LONDON (Reuters) -Bank of England Chief Economist Huw Pill said on Tuesday he thought a quarterly pace of interest rate cuts had been too fast given the inflation outlook but his vote this month to keep borrowing costs on hold was likely to prove “a skip”.
The BoE cut interest rates by a quarter point to 4.25% on May 8 in a three-way split vote, with two members of the Monetary Policy Committee (MPC) favouring a bigger cut, and two – including Pill – favouring a hold.
“I would characterise my May vote as favouring a ‘skip’ within a continuing withdrawal of monetary policy restriction, rather than a halt to the process of withdrawal,” Pill said in a speech at Barclays in London.
“It should not be seen as favouring a halt to – still less a reversal – of that withdrawal of restriction.”
Pill said the quarterly pace of rate cuts since mid-2024 had been “too rapid”.

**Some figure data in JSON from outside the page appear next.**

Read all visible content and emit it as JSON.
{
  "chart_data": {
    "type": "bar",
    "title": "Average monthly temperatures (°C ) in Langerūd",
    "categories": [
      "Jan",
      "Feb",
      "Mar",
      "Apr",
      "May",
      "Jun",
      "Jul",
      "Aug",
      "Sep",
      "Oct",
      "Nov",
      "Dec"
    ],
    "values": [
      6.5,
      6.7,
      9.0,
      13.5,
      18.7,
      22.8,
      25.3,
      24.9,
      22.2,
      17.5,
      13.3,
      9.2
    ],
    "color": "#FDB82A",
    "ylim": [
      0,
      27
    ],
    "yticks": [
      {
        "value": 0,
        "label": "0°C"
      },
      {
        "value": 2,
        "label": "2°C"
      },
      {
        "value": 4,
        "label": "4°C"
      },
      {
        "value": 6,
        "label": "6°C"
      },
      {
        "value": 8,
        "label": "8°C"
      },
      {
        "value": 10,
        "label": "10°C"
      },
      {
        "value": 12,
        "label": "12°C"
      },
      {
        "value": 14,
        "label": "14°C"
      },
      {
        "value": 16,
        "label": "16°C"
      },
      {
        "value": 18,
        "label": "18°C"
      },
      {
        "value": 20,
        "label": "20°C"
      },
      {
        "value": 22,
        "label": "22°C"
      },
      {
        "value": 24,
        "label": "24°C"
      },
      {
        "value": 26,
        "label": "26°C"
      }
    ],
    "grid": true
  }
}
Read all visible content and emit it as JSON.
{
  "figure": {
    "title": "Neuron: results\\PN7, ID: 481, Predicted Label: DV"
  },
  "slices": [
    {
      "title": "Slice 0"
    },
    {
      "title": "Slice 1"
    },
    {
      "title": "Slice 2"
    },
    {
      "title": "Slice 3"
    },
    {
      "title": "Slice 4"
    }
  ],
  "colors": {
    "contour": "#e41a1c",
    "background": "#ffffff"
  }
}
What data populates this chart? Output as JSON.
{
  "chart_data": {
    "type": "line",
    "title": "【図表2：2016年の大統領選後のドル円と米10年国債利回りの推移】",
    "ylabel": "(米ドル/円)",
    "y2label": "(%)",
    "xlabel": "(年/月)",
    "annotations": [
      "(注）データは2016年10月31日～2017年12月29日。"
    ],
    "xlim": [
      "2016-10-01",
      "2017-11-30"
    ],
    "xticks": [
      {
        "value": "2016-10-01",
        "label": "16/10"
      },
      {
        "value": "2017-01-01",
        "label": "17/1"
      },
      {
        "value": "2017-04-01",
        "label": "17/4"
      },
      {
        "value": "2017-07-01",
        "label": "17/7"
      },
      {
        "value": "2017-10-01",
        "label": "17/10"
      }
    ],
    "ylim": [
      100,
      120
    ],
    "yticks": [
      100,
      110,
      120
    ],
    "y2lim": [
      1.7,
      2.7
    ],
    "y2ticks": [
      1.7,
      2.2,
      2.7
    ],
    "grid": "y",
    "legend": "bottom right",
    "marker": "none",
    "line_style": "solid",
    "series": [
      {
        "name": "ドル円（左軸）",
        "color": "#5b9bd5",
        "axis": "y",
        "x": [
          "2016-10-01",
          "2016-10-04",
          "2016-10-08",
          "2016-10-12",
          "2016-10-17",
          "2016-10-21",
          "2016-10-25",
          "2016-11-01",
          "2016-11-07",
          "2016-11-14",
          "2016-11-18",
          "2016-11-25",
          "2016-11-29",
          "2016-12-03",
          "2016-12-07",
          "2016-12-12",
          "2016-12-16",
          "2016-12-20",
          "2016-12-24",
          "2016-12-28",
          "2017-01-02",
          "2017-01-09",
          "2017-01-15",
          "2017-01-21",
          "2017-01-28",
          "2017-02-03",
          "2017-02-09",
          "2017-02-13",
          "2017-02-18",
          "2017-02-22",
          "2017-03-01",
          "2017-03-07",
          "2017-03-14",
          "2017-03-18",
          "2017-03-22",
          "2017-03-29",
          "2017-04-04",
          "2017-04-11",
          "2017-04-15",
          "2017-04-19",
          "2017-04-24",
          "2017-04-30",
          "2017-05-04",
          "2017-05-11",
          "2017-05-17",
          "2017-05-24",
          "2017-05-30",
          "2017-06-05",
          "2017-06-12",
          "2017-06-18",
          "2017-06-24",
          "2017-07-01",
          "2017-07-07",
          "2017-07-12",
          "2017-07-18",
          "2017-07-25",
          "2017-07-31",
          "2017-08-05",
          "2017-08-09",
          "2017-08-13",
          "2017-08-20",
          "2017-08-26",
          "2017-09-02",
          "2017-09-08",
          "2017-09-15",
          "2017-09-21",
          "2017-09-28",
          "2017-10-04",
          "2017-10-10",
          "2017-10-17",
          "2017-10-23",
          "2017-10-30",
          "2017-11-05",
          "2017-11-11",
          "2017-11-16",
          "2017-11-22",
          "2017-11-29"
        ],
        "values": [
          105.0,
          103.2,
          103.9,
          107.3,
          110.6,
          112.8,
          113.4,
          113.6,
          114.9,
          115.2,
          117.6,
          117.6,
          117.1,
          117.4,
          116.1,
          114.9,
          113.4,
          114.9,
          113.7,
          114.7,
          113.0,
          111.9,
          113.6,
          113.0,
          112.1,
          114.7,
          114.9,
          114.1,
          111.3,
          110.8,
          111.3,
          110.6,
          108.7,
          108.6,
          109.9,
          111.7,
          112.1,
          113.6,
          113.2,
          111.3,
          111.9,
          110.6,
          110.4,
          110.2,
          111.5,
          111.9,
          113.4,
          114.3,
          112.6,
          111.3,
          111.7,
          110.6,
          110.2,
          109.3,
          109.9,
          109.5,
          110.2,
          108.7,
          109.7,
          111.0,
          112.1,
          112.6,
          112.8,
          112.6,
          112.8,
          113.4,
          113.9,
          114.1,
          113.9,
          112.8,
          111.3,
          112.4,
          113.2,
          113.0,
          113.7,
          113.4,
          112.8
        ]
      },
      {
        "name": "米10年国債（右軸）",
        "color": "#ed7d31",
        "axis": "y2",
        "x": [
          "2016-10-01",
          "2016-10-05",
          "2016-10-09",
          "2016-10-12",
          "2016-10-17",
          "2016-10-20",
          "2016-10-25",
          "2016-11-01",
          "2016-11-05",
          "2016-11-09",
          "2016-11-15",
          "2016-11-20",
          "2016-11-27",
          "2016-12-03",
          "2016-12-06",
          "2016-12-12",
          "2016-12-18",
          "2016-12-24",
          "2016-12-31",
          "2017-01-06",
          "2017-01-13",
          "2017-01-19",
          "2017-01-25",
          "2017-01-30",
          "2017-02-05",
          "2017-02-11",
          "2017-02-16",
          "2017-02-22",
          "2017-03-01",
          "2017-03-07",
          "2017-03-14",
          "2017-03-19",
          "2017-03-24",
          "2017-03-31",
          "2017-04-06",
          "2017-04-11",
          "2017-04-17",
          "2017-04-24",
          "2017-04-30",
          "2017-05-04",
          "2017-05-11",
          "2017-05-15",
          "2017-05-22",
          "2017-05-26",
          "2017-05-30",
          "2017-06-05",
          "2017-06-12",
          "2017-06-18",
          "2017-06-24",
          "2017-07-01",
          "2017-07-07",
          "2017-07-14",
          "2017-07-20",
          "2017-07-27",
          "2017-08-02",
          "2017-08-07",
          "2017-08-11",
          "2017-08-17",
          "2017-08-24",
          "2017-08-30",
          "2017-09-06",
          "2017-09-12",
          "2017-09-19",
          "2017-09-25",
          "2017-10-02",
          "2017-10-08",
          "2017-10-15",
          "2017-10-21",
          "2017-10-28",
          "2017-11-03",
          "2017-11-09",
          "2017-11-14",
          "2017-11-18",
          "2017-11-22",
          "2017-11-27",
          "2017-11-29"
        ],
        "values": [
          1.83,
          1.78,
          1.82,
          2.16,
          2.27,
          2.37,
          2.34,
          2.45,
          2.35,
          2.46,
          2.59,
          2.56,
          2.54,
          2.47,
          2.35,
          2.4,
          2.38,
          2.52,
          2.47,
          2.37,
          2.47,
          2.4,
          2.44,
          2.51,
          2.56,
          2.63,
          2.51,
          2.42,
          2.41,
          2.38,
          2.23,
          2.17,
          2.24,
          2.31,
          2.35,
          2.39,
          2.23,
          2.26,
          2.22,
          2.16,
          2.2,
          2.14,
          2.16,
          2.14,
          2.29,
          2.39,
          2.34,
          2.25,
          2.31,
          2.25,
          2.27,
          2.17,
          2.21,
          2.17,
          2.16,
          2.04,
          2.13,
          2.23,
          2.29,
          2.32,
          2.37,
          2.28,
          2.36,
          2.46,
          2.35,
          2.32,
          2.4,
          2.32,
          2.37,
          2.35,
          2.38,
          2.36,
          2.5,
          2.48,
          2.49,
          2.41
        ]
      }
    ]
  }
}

While interest rates remain on a downward path and the underlying process of disinflation is intact, indicators of persistence in price pressures were still a cause for concern and colleagues on the MPC shared similar worries, he added.
“(As) long as disinflation back to target is not complete, maintenance of some restriction will still be required. On my reading, that is a view that is held across a broad swathe of MPC members,” Pill said.
He said the recent use of scenarios by the BoE in its quarterly economic outlook were useful because they helped to show some of his concerns about the inflation outlook that “run beyond” the central view.